Development and validation of a multivariable nomogram predictive of hepatitis B e antigen seroconversion after pregnancy in hepatitis B virus-infected mothers

Front Med (Lausanne). 2024 Oct 21:11:1428569. doi: 10.3389/fmed.2024.1428569. eCollection 2024.

Abstract

Background and aims: Current guidelines are controversial regarding the continuation of nucleos(t)ide analogues (NAs) therapy after delivery in Hepatitis B virus (HBV)-infected pregnant women. The postpartum period may be an opportune moment for achieving hepatitis B e antigen (HBeAg) seroconversion earlier with constant NAs therapy due to the restoration of immune function after delivery. We investigated prenatal and pregnant factors associated with HBeAg seroconversion after pregnancy and developed a nomogram to predict HBeAg seroconversion rates, aiding decision-making for optimal management in women.
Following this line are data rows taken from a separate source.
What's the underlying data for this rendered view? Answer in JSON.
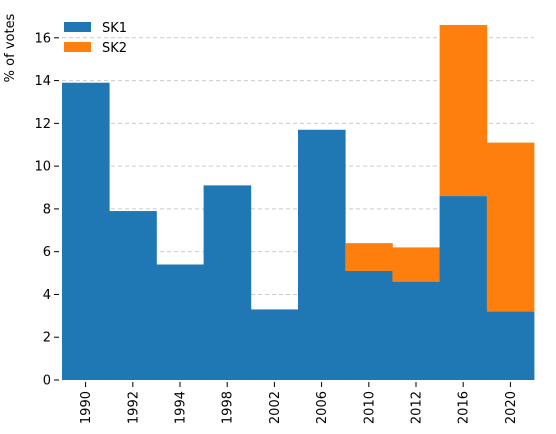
{
  "chart_data": {
    "type": "bar",
    "stacked": true,
    "categories": [
      "1990",
      "1992",
      "1994",
      "1998",
      "2002",
      "2006",
      "2010",
      "2012",
      "2016",
      "2020"
    ],
    "series": [
      {
        "name": "SK1",
        "color": "#1f77b4",
        "values": [
          13.9,
          7.9,
          5.4,
          9.1,
          3.3,
          11.7,
          5.1,
          4.6,
          8.6,
          3.2
        ]
      },
      {
        "name": "SK2",
        "color": "#ff7f0e",
        "values": [
          0,
          0,
          0,
          0,
          0,
          0,
          1.3,
          1.6,
          8.0,
          7.9
        ]
      }
    ],
    "ylabel": "% of votes",
    "xlabel": "",
    "ylim": [
      0,
      17.3
    ],
    "yticks": [
      0,
      2,
      4,
      6,
      8,
      10,
      12,
      14,
      16
    ],
    "grid": "horizontal dashed",
    "legend_position": "top-left",
    "x_tick_rotation": "vertical"
  }
}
Methods: We retrospectively included 489 HBeAg-positive mothers as the training cohort from January 2014 to December 2018 and prospectively enrolled 94 patients as the external validation cohort from January 2019 to December 2021 at the First Affiliated Hospital of Xi'an Jiaotong University. In the training cohort, independent predictors were identified using the least absolute shrinkage and selection operator (LASSO) regression algorithm. Subsequently, multivariate logistic regression was employed to establish the nomogram. Model performance was assessed using the area under the receiver operating characteristic curve (AUC), calibration plots, and decision curve analysis (DCA). Both discrimination and calibration were evaluated through bootstrapping with 1,000 resamples. The external validation cohort was subsequently used to validate the nomogram.

Results: Factors such as pregnancy hepatitis flare (OR: 5.122, 95% CI: 2.725-9.928, p < 0.001), NAs therapy after delivery (OR: 15.051, 95% CI: 6.954-37.895, p: <0.001), hepatitis B surface antigen (HBsAg) (OR: 0.549, 95% CI: 0.366-0.812, p: 0.003) and HBV DNA level at delivery (OR: 0.785, 95% CI: 0.619-0.986, p: 0.041) were included in the final risk model. The AUC in the training set was 0.873 (95% CI: 0.839-0.904). The calibration curve of the nomogram closely resembled the ideal diagonal line. DCA showed a significantly better net benefit in the model. External validation also confirmed the reliability of the prediction nomogram. The AUC in the external validation set was 0.889 (95% CI: 0.801-0.953). The calibration curve for the external validation set was in close proximity to the ideal diagonal line. DCA also demonstrated a significant net benefit associated with the predictive model, consistent with the findings in the training set. Finally, the nomogram has been translated into an online risk calculator that is freely available to the public (https://wendyzhong.shinyapps.io/DynNomapp/).

Conclusion: We developed a nomogram based on prenatal and pregnant factors to estimate HBeAg seroconversion after delivery in women. This tool provides clinicians with a precise and effective way to identify individuals likely to undergo HBeAg seroconversion postpartum, aiding in decision-making for optimal management.

Keywords: HBV; HBV-infected mother; HBeAg seroconversion; MTCT; nomogram; postpartum therapy; prediction model; pregnancy hepatitis flare.